If you have listened to enough sermons over the years, you might have realized that you often hear different preachers using the same illustrations. My dad has always referred to those as “Preaching 101” stories. One of them concerns a church building in a certain community that was on fire. Naturally, that kind of news spreads fast, and the entire community rushed out to see the excitement and watch as the firemen fought the flames. Among those drawn to the spectacle was a non-believer. A church member looking on said to him, “This is the first time I ever saw you run to church.” He replied, “Well, this is the first time the church has been on fire.”
The truth in that statement is, unfortunately, too near the surface to need a lot of elaboration. The church that gets down to business and does the work it is supposed to do will attract people. At no subsequent point in its history has the church experienced growth and success on the scale of the first century. Those believers started from nothing and with nothing, as far as worldly goods were concerned. Yet, by the end of the century, hundreds of thousands of people had been added to the church; benevolence was carried on unlike that which any age since has produced.
How is it that they were able to do so much and accomplish such great things with so little? The answer is simple: they took the message of Jesus to heart. They sought the kingdom of God first. Everything else – their business, their homes, their families, even their own comfort – was secondary. Their real purpose in life was to serve the Lord, to be the body of Christ in continuing his ministry in the world. No sacrifice was too great. No work was too difficult. They were real believers. They were sold on their religion.

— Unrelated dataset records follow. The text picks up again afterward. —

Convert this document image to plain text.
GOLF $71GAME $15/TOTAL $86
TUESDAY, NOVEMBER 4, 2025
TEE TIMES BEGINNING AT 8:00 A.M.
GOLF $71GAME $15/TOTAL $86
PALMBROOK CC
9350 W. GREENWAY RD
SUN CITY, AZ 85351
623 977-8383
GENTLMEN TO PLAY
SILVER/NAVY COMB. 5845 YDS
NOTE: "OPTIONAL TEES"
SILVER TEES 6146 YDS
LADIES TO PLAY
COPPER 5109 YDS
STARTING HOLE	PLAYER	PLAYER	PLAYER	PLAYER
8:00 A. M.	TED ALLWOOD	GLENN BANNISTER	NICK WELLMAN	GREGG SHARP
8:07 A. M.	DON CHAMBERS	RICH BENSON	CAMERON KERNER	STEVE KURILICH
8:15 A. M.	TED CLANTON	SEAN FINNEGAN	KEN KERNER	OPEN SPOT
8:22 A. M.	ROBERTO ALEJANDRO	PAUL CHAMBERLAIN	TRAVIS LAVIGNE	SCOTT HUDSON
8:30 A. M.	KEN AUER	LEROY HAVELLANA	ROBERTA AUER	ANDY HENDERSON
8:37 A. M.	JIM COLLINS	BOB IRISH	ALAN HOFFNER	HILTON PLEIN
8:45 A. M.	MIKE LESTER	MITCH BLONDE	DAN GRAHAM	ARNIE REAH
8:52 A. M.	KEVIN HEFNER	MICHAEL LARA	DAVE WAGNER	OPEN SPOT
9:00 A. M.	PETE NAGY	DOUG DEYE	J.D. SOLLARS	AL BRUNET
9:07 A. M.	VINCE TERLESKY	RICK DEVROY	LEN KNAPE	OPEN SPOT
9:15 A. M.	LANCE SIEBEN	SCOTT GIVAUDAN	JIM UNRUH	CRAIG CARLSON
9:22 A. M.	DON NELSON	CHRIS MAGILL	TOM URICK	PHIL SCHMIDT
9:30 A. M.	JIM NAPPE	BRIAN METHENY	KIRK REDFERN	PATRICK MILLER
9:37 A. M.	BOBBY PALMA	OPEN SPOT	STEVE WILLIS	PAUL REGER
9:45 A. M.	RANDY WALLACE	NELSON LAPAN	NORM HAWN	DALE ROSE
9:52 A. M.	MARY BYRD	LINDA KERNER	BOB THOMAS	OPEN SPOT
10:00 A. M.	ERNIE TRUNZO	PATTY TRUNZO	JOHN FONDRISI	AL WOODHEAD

And the world saw that and was attracted to it. The early church had favor with all the people (Acts 2:47). This good report did not come because of a weak and compromising attitude toward the ways of the world. It did not come because of outstanding facilities or groundbreaking programs. It came because they devoted themselves to the apostles’ teaching and the fellowship, to the breaking of bread and the prayers…And all who believed were together and had all things in common. And they were selling their possessions and belongings and distributing the proceeds to all, as any had need. And day by day, attending the temple together and breaking bread in their homes, they received their food with glad and generous hearts. (Acts 2:42, 44-46). People saw the way that they lived and they saw Jesus living in them. They were the shining city on the hill. And as a result, the Lord added to their number day by day those who were being saved (Acts 2:47).
Their example confronts us with a challenge: are we doing everything possible to see that the Lord’s church in Liberty, Texas accomplishes great things for God? Can people look at us and see God being glorified? Will our actions cause outsiders to see our good deeds and glorify God on the day of visitation? (1 Peter 2:12).
If we are to do a great work for the Lord here, we must be on fire! We must be excited about the work of the church, about saving lost souls, about doing good. But getting on fire for God is an individual duty. It is a personal responsibility to be involved in the work and worship of the church. No one else can accomplish it for you; no one can “set you on fire” so to speak.
Often, when we speak of a church that is on fire for God, we get the idea of something that we are far removed from. We think of what others need to do – we sure wish they (whoever they are) would get on fire for God. But let’s make this personal. Are you on fire for God? Is your zeal such as would attract others to Christ? Our community is filled with unchurched people. How many have you simply invited to come and visit with us? And that’s only one, easy example.
Will you take the challenge personally to get on fire for the Lord? When the church catches fire, people will come running.